Jean Nouvel Named Winner of 2008 Pritzker Architecture Prize
French architect Jean Nouvel has been named the winner of the 2008 Pritzker Architecture Prize, architecture's highest honor, and will receive a $100,000 cash prize and bronze medal in Washington, D.C., in June.
Nouvel is the second Pritzker laureate to be chosen from France and the thirty-second laureate since the prize was founded in 1979. Funded by the Hyatt Foundation, the prize honors living architects whose work demonstrates a combination of talent, vision, and commitment and who have produced consistent and significant contributions to humanity.
Though best known for European projects such as the Institut du Monde Arabe in Paris and the Agbar Tower in Barcelona, Nouvel has designed several buildings in the United States, including the Guthrie Theater in Minneapolis and the proposed seventy-five-story Tour Verre tower in New York City. Nouvel's firm, Ateliers Jean Nouvel, is headquartered in Paris.
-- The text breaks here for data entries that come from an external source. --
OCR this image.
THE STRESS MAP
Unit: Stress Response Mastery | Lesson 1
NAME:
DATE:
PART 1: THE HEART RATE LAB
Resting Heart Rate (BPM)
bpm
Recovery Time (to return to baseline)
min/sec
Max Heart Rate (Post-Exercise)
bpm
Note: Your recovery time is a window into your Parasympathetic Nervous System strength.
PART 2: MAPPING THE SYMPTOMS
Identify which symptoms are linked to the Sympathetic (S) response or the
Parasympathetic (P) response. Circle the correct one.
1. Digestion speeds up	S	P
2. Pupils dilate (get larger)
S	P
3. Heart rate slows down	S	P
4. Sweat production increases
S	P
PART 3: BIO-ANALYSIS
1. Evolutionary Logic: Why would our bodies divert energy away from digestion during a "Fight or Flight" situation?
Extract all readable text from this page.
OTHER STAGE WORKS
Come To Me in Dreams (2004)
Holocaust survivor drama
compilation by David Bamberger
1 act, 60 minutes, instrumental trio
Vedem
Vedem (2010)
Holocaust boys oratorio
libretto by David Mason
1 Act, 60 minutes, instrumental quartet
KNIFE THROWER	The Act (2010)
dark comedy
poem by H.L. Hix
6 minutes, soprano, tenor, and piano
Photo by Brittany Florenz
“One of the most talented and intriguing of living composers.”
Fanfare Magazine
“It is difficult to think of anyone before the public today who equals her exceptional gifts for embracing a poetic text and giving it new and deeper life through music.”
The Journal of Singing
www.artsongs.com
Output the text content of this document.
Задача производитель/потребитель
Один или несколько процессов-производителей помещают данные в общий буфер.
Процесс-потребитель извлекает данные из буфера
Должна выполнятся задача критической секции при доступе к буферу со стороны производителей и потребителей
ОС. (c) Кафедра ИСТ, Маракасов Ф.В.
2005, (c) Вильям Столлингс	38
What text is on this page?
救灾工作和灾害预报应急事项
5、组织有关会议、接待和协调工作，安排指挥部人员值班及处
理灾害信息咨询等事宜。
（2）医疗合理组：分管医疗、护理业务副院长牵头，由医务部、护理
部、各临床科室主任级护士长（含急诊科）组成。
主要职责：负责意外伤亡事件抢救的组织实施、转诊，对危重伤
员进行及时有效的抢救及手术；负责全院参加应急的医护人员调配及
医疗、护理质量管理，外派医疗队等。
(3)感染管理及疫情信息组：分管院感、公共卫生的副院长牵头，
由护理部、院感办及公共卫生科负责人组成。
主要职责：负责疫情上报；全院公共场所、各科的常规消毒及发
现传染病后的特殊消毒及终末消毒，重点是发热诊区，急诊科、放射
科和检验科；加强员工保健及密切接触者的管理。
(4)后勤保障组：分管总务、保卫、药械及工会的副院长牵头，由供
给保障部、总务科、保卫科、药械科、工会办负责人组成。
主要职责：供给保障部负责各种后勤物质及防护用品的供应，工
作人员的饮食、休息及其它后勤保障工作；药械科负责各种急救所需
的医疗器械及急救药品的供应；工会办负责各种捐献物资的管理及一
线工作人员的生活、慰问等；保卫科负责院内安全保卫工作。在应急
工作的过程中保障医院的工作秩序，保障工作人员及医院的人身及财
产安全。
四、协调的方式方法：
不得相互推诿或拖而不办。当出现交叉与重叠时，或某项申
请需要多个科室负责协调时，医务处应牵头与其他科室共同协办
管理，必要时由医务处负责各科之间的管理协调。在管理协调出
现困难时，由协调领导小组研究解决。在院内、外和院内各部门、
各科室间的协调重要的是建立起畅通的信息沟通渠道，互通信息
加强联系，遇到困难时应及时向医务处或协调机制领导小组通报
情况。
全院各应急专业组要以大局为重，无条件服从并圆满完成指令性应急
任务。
"Since establishing his Paris-based practice in the 1970s, Nouvel has pushed himself, as well as those around him, to consider new approaches to conventional architectural problems," said Pritzker Prize jury chair Peter Palumbo. "For Nouvel, in architecture there is no "style" a priori. Rather, a context, interpreted in the broadest sense to include culture, location, program, and client provokes him to develop a different strategy for each project."